In the case of Smith & al. v. Fuller & al. 18 Wend. 521, and Hawley v. Bates, 19 Wend. 432, cited by counsel *518for plaintiff, the Court held, that a defect appearing upon the face of the bond could be taken advantage of on motion, if seasonably filed. Bonds in those cases, with one surety, when the statute required sureties, were held defective by the Court, but the plaintiffs were permitted to file new bonds within thirty days on payment of costs. -This permission was granted under authority of § 31, p. 527, vol. 2, R. S., of New York. No such authority is conferred by our statutes.

The case of Hicks v. Hull, 11 B. Munroe, 53, in which the Court intimate, that in certain contingencies a new re-plevin bond would be ordered, is founded upon statute provisions similar to those existing in New York.

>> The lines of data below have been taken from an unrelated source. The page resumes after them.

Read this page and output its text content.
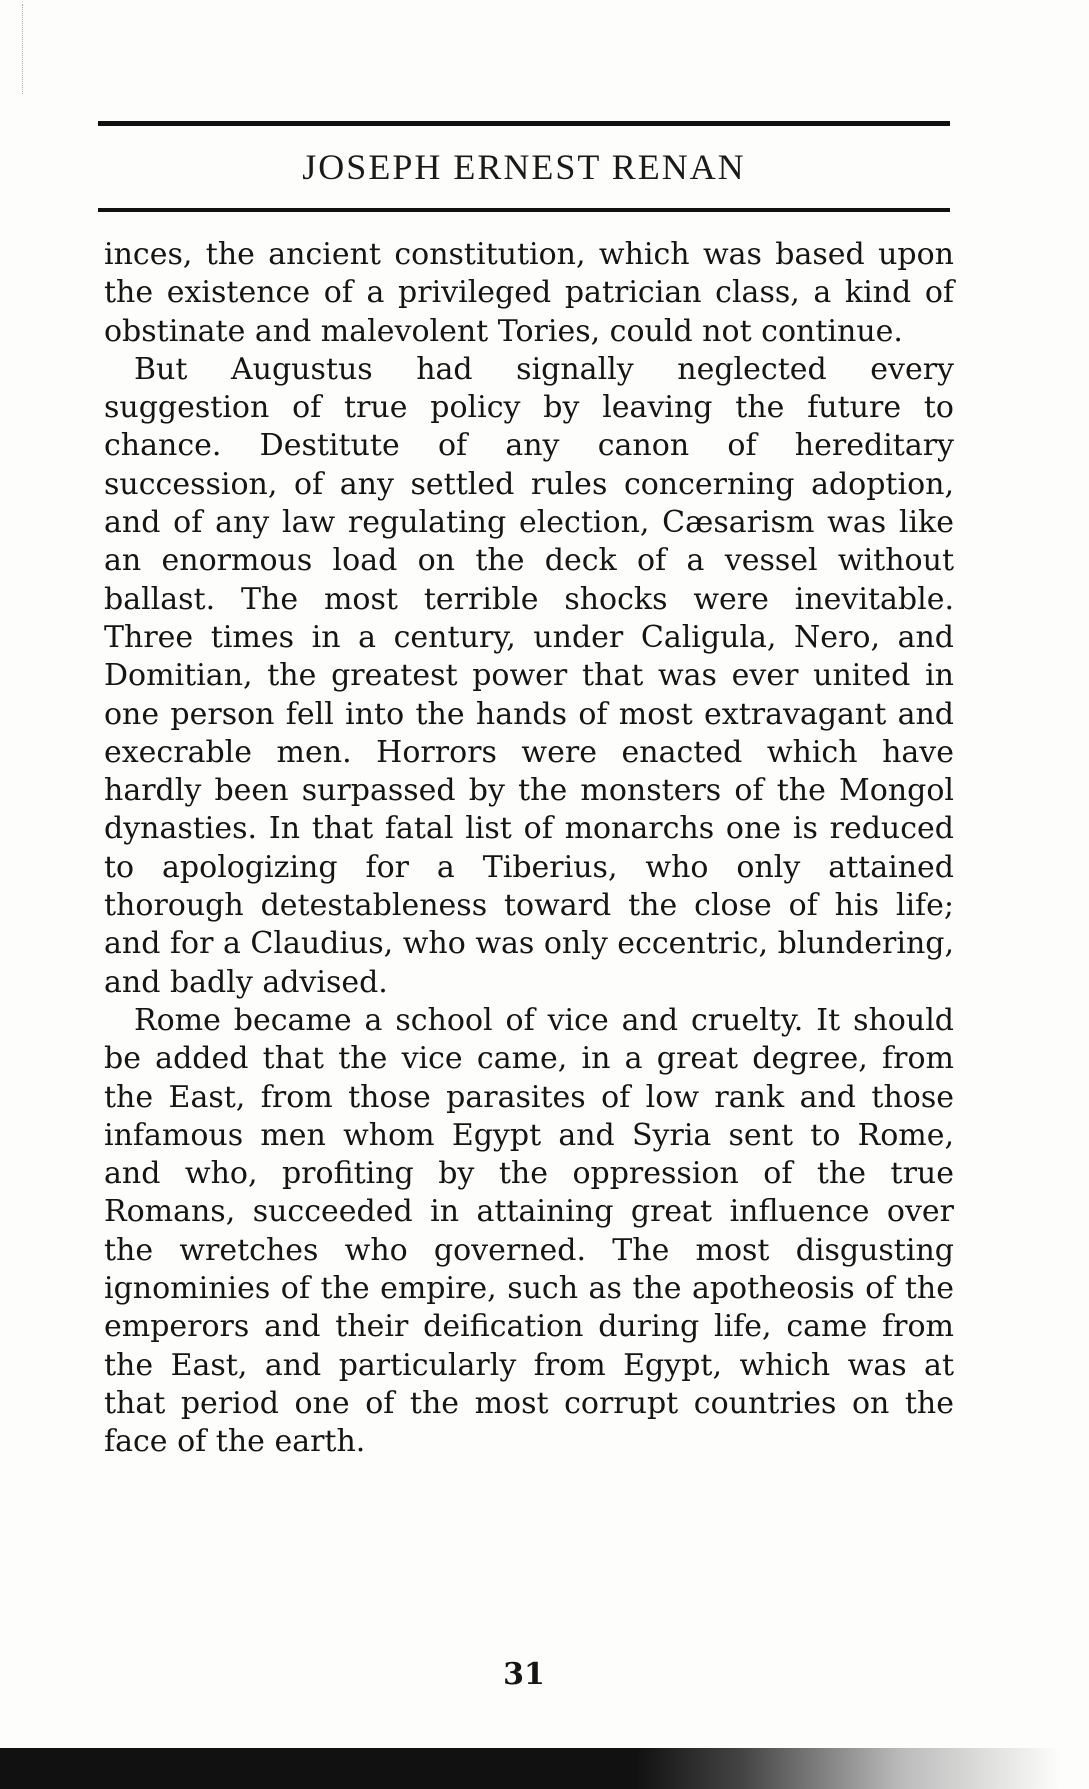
JOSEPH ERNEST RENAN

inces, the ancient constitution, which was based upon the existence of a privileged patrician class, a kind of obstinate and malevolent Tories, could not continue.

But Augustus had signally neglected every suggestion of true policy by leaving the future to chance. Destitute of any canon of hereditary succession, of any settled rules concerning adoption, and of any law regulating election, Cæsarism was like an enormous load on the deck of a vessel without ballast. The most terrible shocks were inevitable. Three times in a century, under Caligula, Nero, and Domitian, the greatest power that was ever united in one person fell into the hands of most extravagant and execrable men. Horrors were enacted which have hardly been surpassed by the monsters of the Mongol dynasties. In that fatal list of monarchs one is reduced to apologizing for a Tiberius, who only attained thorough detestableness toward the close of his life; and for a Claudius, who was only eccentric, blundering, and badly advised.

Rome became a school of vice and cruelty. It should be added that the vice came, in a great degree, from the East, from those parasites of low rank and those infamous men whom Egypt and Syria sent to Rome, and who, profiting by the oppression of the true Romans, succeeded in attaining great influence over the wretches who governed. The most disgusting ignominies of the empire, such as the apotheosis of the emperors and their deification during life, came from the East, and particularly from Egypt, which was at that period one of the most corrupt countries on the face of the earth.

31
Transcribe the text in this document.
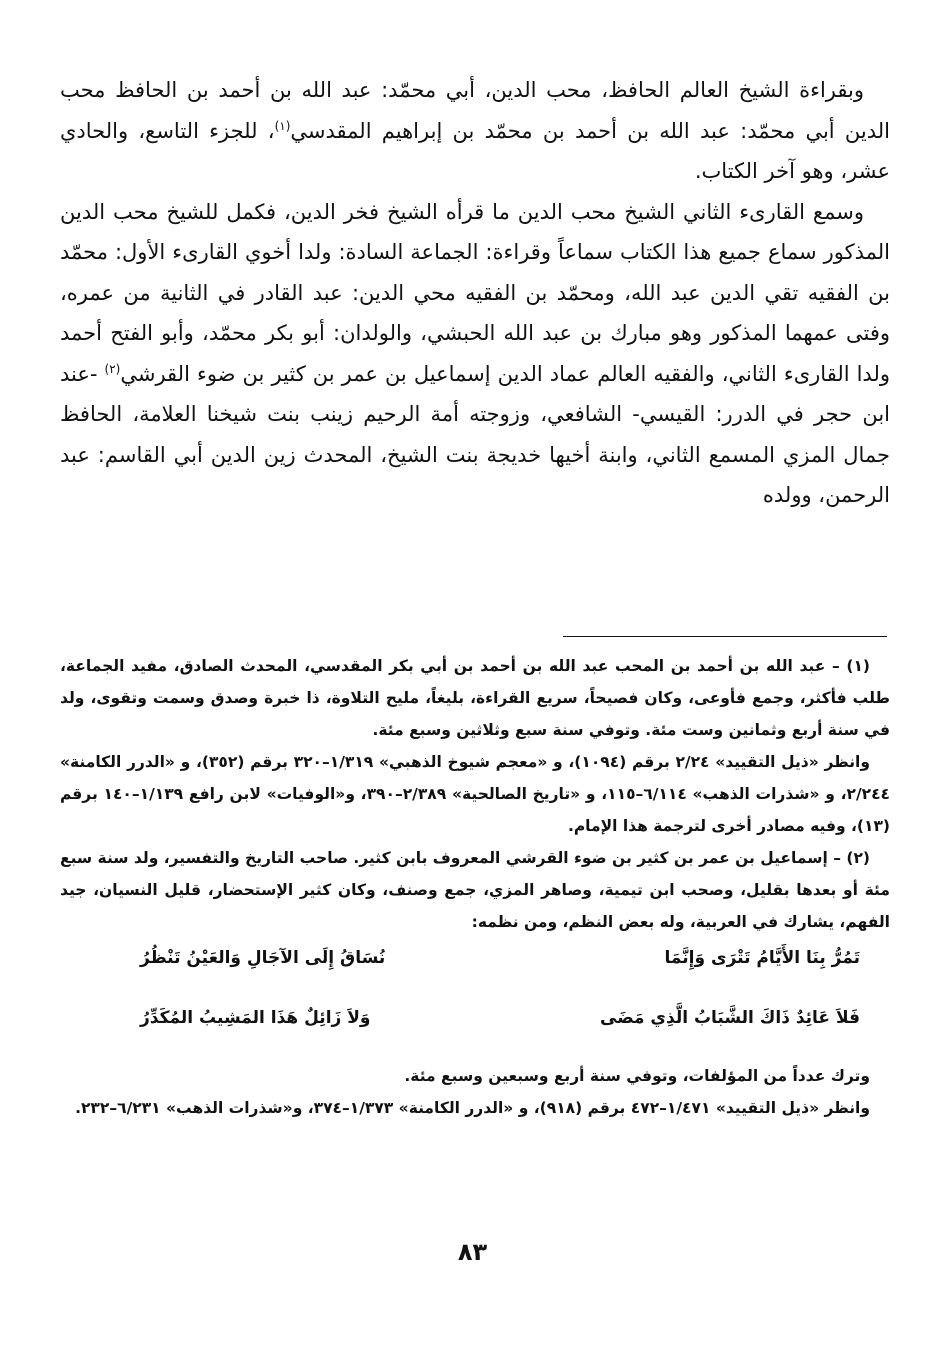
وبقراءة الشيخ العالم الحافظ، محب الدين، أبي محمّد: عبد الله بن أحمد بن الحافظ محب الدين أبي محمّد: عبد الله بن أحمد بن محمّد بن إبراهيم المقدسي$^{(١)}$، للجزء التاسع، والحادي عشر، وهو آخر الكتاب.

وسمع القارىء الثاني الشيخ محب الدين ما قرأه الشيخ فخر الدين، فكمل للشيخ محب الدين المذكور سماع جميع هذا الكتاب سماعاً وقراءة: الجماعة السادة: ولدا أخوي القارىء الأول: محمّد بن الفقيه تقي الدين عبد الله، ومحمّد بن الفقيه محي الدين: عبد القادر في الثانية من عمره، وفتى عمهما المذكور وهو مبارك بن عبد الله الحبشي، والولدان: أبو بكر محمّد، وأبو الفتح أحمد ولدا القارىء الثاني، والفقيه العالم عماد الدين إسماعيل بن عمر بن كثير بن ضوء القرشي$^{(٢)}$ -عند ابن حجر في الدرر: القيسي- الشافعي، وزوجته أمة الرحيم زينب بنت شيخنا العلامة، الحافظ جمال المزي المسمع الثاني، وابنة أخيها خديجة بنت الشيخ، المحدث زين الدين أبي القاسم: عبد الرحمن، وولده

(١) – عبد الله بن أحمد بن المحب عبد الله بن أحمد بن أبي بكر المقدسي، المحدث الصادق، مفيد الجماعة، طلب فأكثر، وجمع فأوعى، وكان فصيحاً، سريع القراءة، بليغاً، مليح التلاوة، ذا خبرة وصدق وسمت وتقوى، ولد في سنة أربع وثمانين وست مئة. وتوفي سنة سبع وثلاثين وسبع مئة.

وانظر «ذيل التقييد» ٢/٢٤ برقم (١٠٩٤)، و «معجم شيوخ الذهبي» ١/٣١٩–٣٢٠ برقم (٣٥٢)، و «الدرر الكامنة» ٢/٢٤٤، و «شذرات الذهب» ٦/١١٤–١١٥، و «تاريخ الصالحية» ٢/٣٨٩–٣٩٠، و«الوفيات» لابن رافع ١/١٣٩–١٤٠ برقم (١٣)، وفيه مصادر أخرى لترجمة هذا الإمام.

(٢) – إسماعيل بن عمر بن كثير بن ضوء القرشي المعروف بابن كثير. صاحب التاريخ والتفسير، ولد سنة سبع مئة أو بعدها بقليل، وصحب ابن تيمية، وصاهر المزي، جمع وصنف، وكان كثير الإستحضار، قليل النسيان، جيد الفهم، يشارك في العربية، وله بعض النظم، ومن نظمه:

تَمُرُّ بِنَا الأَيَّامُ تَتْرَى وَإِنَّمَا
نُسَاقُ إِلَى الآجَالِ وَالعَيْنُ تَنْظُرُ
فَلاَ عَائِدٌ ذَاكَ الشَّبَابُ الَّذِي مَضَى
وَلاَ زَائِلٌ هَذَا المَشِيبُ المُكَدِّرُ

وترك عدداً من المؤلفات، وتوفي سنة أربع وسبعين وسبع مئة.

وانظر «ذيل التقييد» ١/٤٧١–٤٧٢ برقم (٩١٨)، و «الدرر الكامنة» ١/٣٧٣–٣٧٤، و«شذرات الذهب» ٦/٢٣١–٢٣٢.

٨٣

Section ll,.o. 130, R. S., provides, that if it shall appear upon the nonsuit of the plaintiff, or upon a-trial or otherwise, that the defendant is entitled to a return of the goods he shall have judgment therefor accordingly.

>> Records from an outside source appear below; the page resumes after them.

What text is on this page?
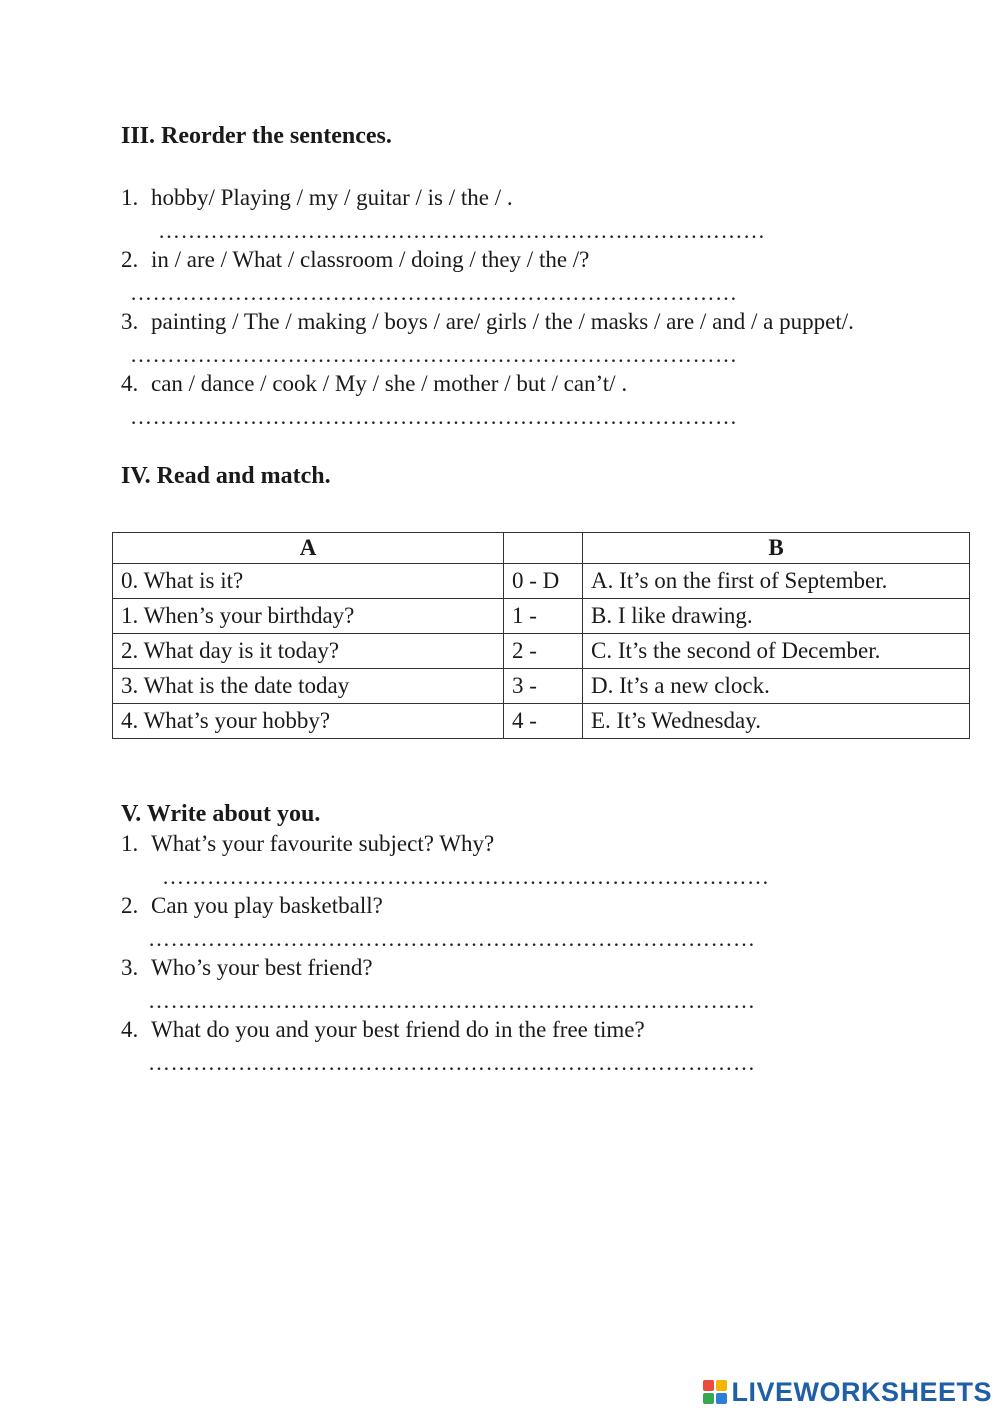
III. Reorder the sentences.
1. hobby/ Playing / my / guitar / is / the / .
………………………………………………………………………
2. in / are / What / classroom / doing / they / the /?
………………………………………………………………………
3. painting / The / making / boys / are/ girls / the / masks / are / and / a puppet/.
………………………………………………………………………
4. can / dance / cook / My / she / mother / but / can’t/ .
………………………………………………………………………
IV. Read and match.
A		B
0. What is it?	0 - D	A. It’s on the first of September.
1. When’s your birthday?	1 -	B. I like drawing.
2. What day is it today?	2 -	C. It’s the second of December.
3. What is the date today	3 -	D. It’s a new clock.
4. What’s your hobby?	4 -	E. It’s Wednesday.
V. Write about you.
1. What’s your favourite subject? Why?
………………………………………………………………………
2. Can you play basketball?
………………………………………………………………………
3. Who’s your best friend?
………………………………………………………………………
4. What do you and your best friend do in the free time?
………………………………………………………………………
LIVEWORKSHEETS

How shall it be made to appear ?” Clearly not by the production of testimony, when the plaintiff is out of Court. That would authorize a party to try a question of fact before the Court, without a writ and without a bond, which the defendant has a right to have tried by a jury, after a sufficient bond has been filed and legal service made of the writ. It did appear from this fact, that the property had been taken without legal authority, and that the defendant was entitled to a return. This want of authority being apparent on the record, and being properly and seasonably brought before the Court and insisted upon, was conclusive as well upon the Court as the plaintiff. The admission of the testimony offered would have been wholly unauthorized. Exceptions overruled, and

Judgment affirmed.

Tenney, J., was not present at the hearing and took no part in the opinion.